Третьи историки признают, что воля масс переносится на исторические лица условно и неопределенно, что условия эти заключаются в общем движении человечества к достижению известной цели и что условия эти известны, так что как скоро историческое лицо отступает от этой программы, которую молчаливым согласием предписала ему воля народа, так оно лишается власти. Но в чем состоят эти условия, историки эти не говорят нам, и если говорят, то постоянно противуречат один другому.

Каждому историку, смотря по его взгляду на то, что составляет цель движения народа, представляются эти условия то в величии Франции, то в богатстве, то в просвещении и т. д. Но, не говоря уже о противуречии историков о том, какие эти условия, не говоря о том, что все эти программы придумываются после совершения события, допустив даже, что существует одна общая всем программа этих условий, исторические факты почти всегда противуречат этой теории.

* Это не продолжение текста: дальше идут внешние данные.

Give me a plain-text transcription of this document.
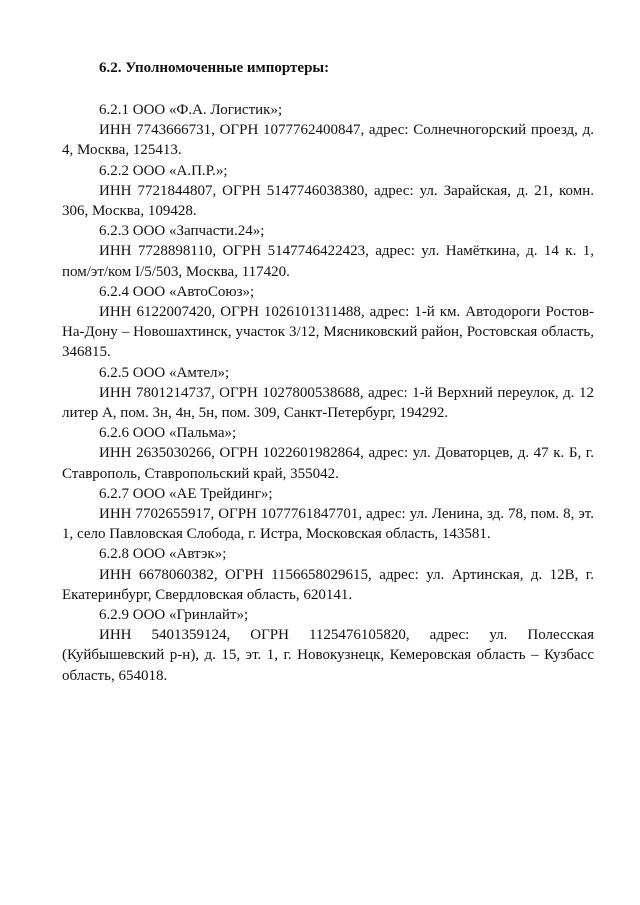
6.2. Уполномоченные импортеры:

6.2.1 ООО «Ф.А. Логистик»;

ИНН 7743666731, ОГРН 1077762400847, адрес: Солнечногорский проезд, д. 4, Москва, 125413.

6.2.2 ООО «А.П.Р.»;

ИНН 7721844807, ОГРН 5147746038380, адрес: ул. Зарайская, д. 21, комн. 306, Москва, 109428.

6.2.3 ООО «Запчасти.24»;

ИНН 7728898110, ОГРН 5147746422423, адрес: ул. Намёткина, д. 14 к. 1, пом/эт/ком I/5/503, Москва, 117420.

6.2.4 ООО «АвтоСоюз»;

ИНН 6122007420, ОГРН 1026101311488, адрес: 1-й км. Автодороги Ростов-На-Дону – Новошахтинск, участок 3/12, Мясниковский район, Ростовская область, 346815.

6.2.5 ООО «Амтел»;

ИНН 7801214737, ОГРН 1027800538688, адрес: 1-й Верхний переулок, д. 12 литер А, пом. 3н, 4н, 5н, пом. 309, Санкт-Петербург, 194292.

6.2.6 ООО «Пальма»;

ИНН 2635030266, ОГРН 1022601982864, адрес: ул. Доваторцев, д. 47 к. Б, г. Ставрополь, Ставропольский край, 355042.

6.2.7 ООО «АЕ Трейдинг»;

ИНН 7702655917, ОГРН 1077761847701, адрес: ул. Ленина, зд. 78, пом. 8, эт. 1, село Павловская Слобода, г. Истра, Московская область, 143581.

6.2.8 ООО «Автэк»;

ИНН 6678060382, ОГРН 1156658029615, адрес: ул. Артинская, д. 12В, г. Екатеринбург, Свердловская область, 620141.

6.2.9 ООО «Гринлайт»;

ИНН 5401359124, ОГРН 1125476105820, адрес: ул. Полесская (Куйбышевский р-н), д. 15, эт. 1, г. Новокузнецк, Кемеровская область – Кузбасс область, 654018.
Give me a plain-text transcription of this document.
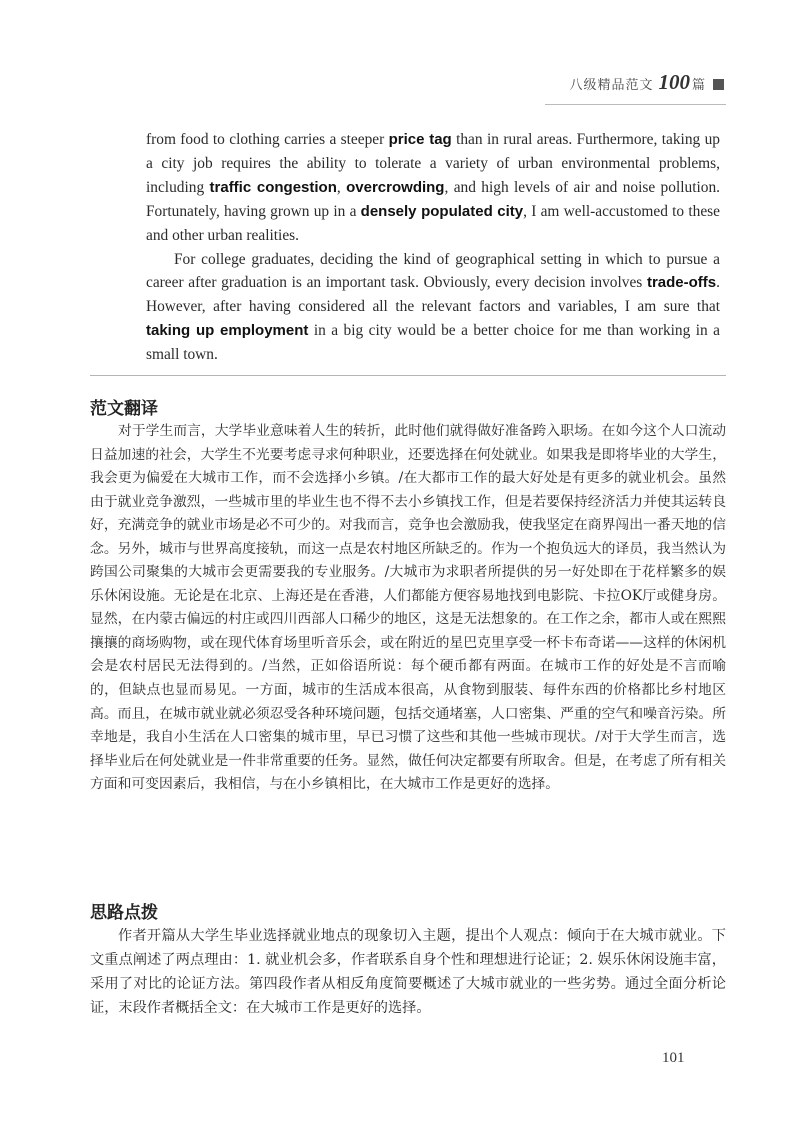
八级精品范文 100 篇

from food to clothing carries a steeper price tag than in rural areas. Furthermore, taking up a city job requires the ability to tolerate a variety of urban environmental problems, including traffic congestion, overcrowding, and high levels of air and noise pollution. Fortunately, having grown up in a densely populated city, I am well-accustomed to these and other urban realities.

For college graduates, deciding the kind of geographical setting in which to pursue a career after graduation is an important task. Obviously, every decision involves trade-offs. However, after having considered all the relevant factors and variables, I am sure that taking up employment in a big city would be a better choice for me than working in a small town.

范文翻译

对于学生而言，大学毕业意味着人生的转折，此时他们就得做好准备跨入职场。在如今这个人口流动日益加速的社会，大学生不光要考虑寻求何种职业，还要选择在何处就业。如果我是即将毕业的大学生，我会更为偏爱在大城市工作，而不会选择小乡镇。/在大都市工作的最大好处是有更多的就业机会。虽然由于就业竞争激烈，一些城市里的毕业生也不得不去小乡镇找工作，但是若要保持经济活力并使其运转良好，充满竞争的就业市场是必不可少的。对我而言，竞争也会激励我，使我坚定在商界闯出一番天地的信念。另外，城市与世界高度接轨，而这一点是农村地区所缺乏的。作为一个抱负远大的译员，我当然认为跨国公司聚集的大城市会更需要我的专业服务。/大城市为求职者所提供的另一好处即在于花样繁多的娱乐休闲设施。无论是在北京、上海还是在香港，人们都能方便容易地找到电影院、卡拉OK厅或健身房。显然，在内蒙古偏远的村庄或四川西部人口稀少的地区，这是无法想象的。在工作之余，都市人或在熙熙攘攘的商场购物，或在现代体育场里听音乐会，或在附近的星巴克里享受一杯卡布奇诺——这样的休闲机会是农村居民无法得到的。/当然，正如俗语所说：每个硬币都有两面。在城市工作的好处是不言而喻的，但缺点也显而易见。一方面，城市的生活成本很高，从食物到服装、每件东西的价格都比乡村地区高。而且，在城市就业就必须忍受各种环境问题，包括交通堵塞，人口密集、严重的空气和噪音污染。所幸地是，我自小生活在人口密集的城市里，早已习惯了这些和其他一些城市现状。/对于大学生而言，选择毕业后在何处就业是一件非常重要的任务。显然，做任何决定都要有所取舍。但是，在考虑了所有相关方面和可变因素后，我相信，与在小乡镇相比，在大城市工作是更好的选择。

思路点拨

作者开篇从大学生毕业选择就业地点的现象切入主题，提出个人观点：倾向于在大城市就业。下文重点阐述了两点理由：1. 就业机会多，作者联系自身个性和理想进行论证；2. 娱乐休闲设施丰富，采用了对比的论证方法。第四段作者从相反角度简要概述了大城市就业的一些劣势。通过全面分析论证，末段作者概括全文：在大城市工作是更好的选择。

101
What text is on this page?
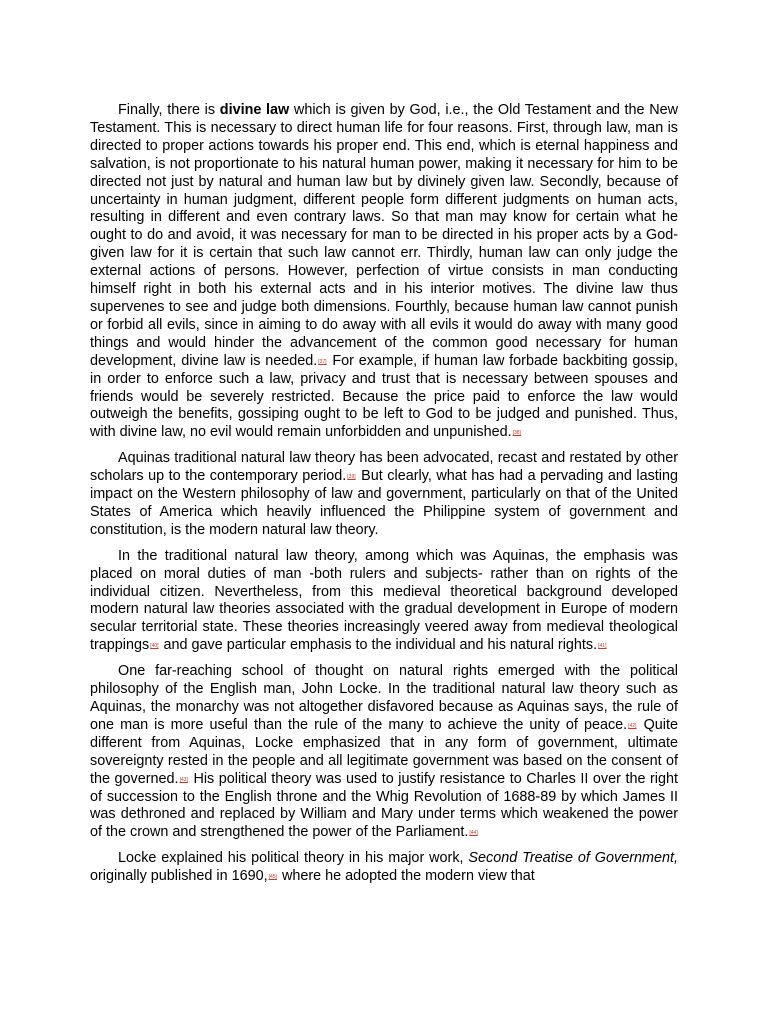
Finally, there is divine law which is given by God, i.e., the Old Testament and the New Testament. This is necessary to direct human life for four reasons. First, through law, man is directed to proper actions towards his proper end. This end, which is eternal happiness and salvation, is not proportionate to his natural human power, making it necessary for him to be directed not just by natural and human law but by divinely given law. Secondly, because of uncertainty in human judgment, different people form different judgments on human acts, resulting in different and even contrary laws. So that man may know for certain what he ought to do and avoid, it was necessary for man to be directed in his proper acts by a God-given law for it is certain that such law cannot err. Thirdly, human law can only judge the external actions of persons. However, perfection of virtue consists in man conducting himself right in both his external acts and in his interior motives. The divine law thus supervenes to see and judge both dimensions. Fourthly, because human law cannot punish or forbid all evils, since in aiming to do away with all evils it would do away with many good things and would hinder the advancement of the common good necessary for human development, divine law is needed.[37] For example, if human law forbade backbiting gossip, in order to enforce such a law, privacy and trust that is necessary between spouses and friends would be severely restricted. Because the price paid to enforce the law would outweigh the benefits, gossiping ought to be left to God to be judged and punished. Thus, with divine law, no evil would remain unforbidden and unpunished.[38]

Aquinas traditional natural law theory has been advocated, recast and restated by other scholars up to the contemporary period.[39] But clearly, what has had a pervading and lasting impact on the Western philosophy of law and government, particularly on that of the United States of America which heavily influenced the Philippine system of government and constitution, is the modern natural law theory.

In the traditional natural law theory, among which was Aquinas, the emphasis was placed on moral duties of man -both rulers and subjects- rather than on rights of the individual citizen. Nevertheless, from this medieval theoretical background developed modern natural law theories associated with the gradual development in Europe of modern secular territorial state. These theories increasingly veered away from medieval theological trappings[40] and gave particular emphasis to the individual and his natural rights.[41]

One far-reaching school of thought on natural rights emerged with the political philosophy of the English man, John Locke. In the traditional natural law theory such as Aquinas, the monarchy was not altogether disfavored because as Aquinas says, the rule of one man is more useful than the rule of the many to achieve the unity of peace.[42] Quite different from Aquinas, Locke emphasized that in any form of government, ultimate sovereignty rested in the people and all legitimate government was based on the consent of the governed.[43] His political theory was used to justify resistance to Charles II over the right of succession to the English throne and the Whig Revolution of 1688-89 by which James II was dethroned and replaced by William and Mary under terms which weakened the power of the crown and strengthened the power of the Parliament.[44]

Locke explained his political theory in his major work, Second Treatise of Government, originally published in 1690,[45] where he adopted the modern view that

Если условия, под которыми передается власть, состоят в благе народа, то почему Лудовики XIV, и Иоанны IV спокойно доживают свои царствования, а Лудовики XVI и Карлы II казнятся народами?

Историки этого разряда, встречаясь с такого рода противуречиями своей теории, или говорят, что деятельность Лудовика XIV, противная программе, отразилась на Лудовике XVI, не определяя срока, в который должны отражаться отступления от программы, или еще проще говорят, что революция, междоусобие, завоевание было произведением ложно направленной воли одного или нескольких людей, так что историческое событие представляется ими отступлением от теории.

Теория эта в приложении к истории подобна той теории ботаники, которая, сделав наблюдение о том, что некоторые растения выходят из семени в двух долях-листиках, настаивала бы на том, что всё, что растет, растет только раздвояясь на два листика; и что и пальма, и гриб, и даже дуб в своем полном росте, разветвляясь и не представляя более подобия двух листиков, отступают от теории.

* № 344 (рук. № 102. Эпилог, ч. 2, гл. V, VIII—XI).

Одно из самых обыкновенных заблуждений человеческого ума заключается в признании предшествующего признака за причину явления.

Когда идет туча и дует ветер по направлению движения тучи, мы говорим: ветер нагнал тучу. Но, спросив себя, всегда ли, когда дует ветер, он нагоняет тучу, или всегда, когда идет туча, то дует ветер, мы замечаем, что ветер не всегда нагоняет тучу, но что всегда, когда идет туча, в ее направлении дует ветер, и говорим, что ветер есть только один из предшествующих признаков движения тучи.

Таких примеров исправления ошибки в умозаключениях можно представить тысячи. В настоящем случае в вопросе о том, что от чего зависит, событие ли от предшествовавших и совпавших с ним слов или слова от последовавшего события, мы, убедившись в том, что слова бывают без события, а событие не бывает без слов, пришли к заключению, что приказание о исполнении события есть только один из предшествующих признаков. Ход рассуждени[й] наш был точно такой же, как и во всех других подобных случаях, но заключение наше все-таки не имеет той убедительности, которую имеет заключение о ветре и туче.

Причина неубедительности нашего заключения лежит в том, что то, что мы назвали одним из предшествующих признаков, есть не внешнее явление, а есть сам человек.

Пускай вы называете это предшествующим признаком, ответят мне, а я все-таки несомненно знаю, что я велел, и дерево было срублено, и потому я чувствую, что Наполеон велел, и дано было Бородинское сражение. Я знаю, несомненно знаю, что я мог сделать или не сделать, то или другое и потому предполагаю, что Наполеон, подобный мне человек, был также свободен.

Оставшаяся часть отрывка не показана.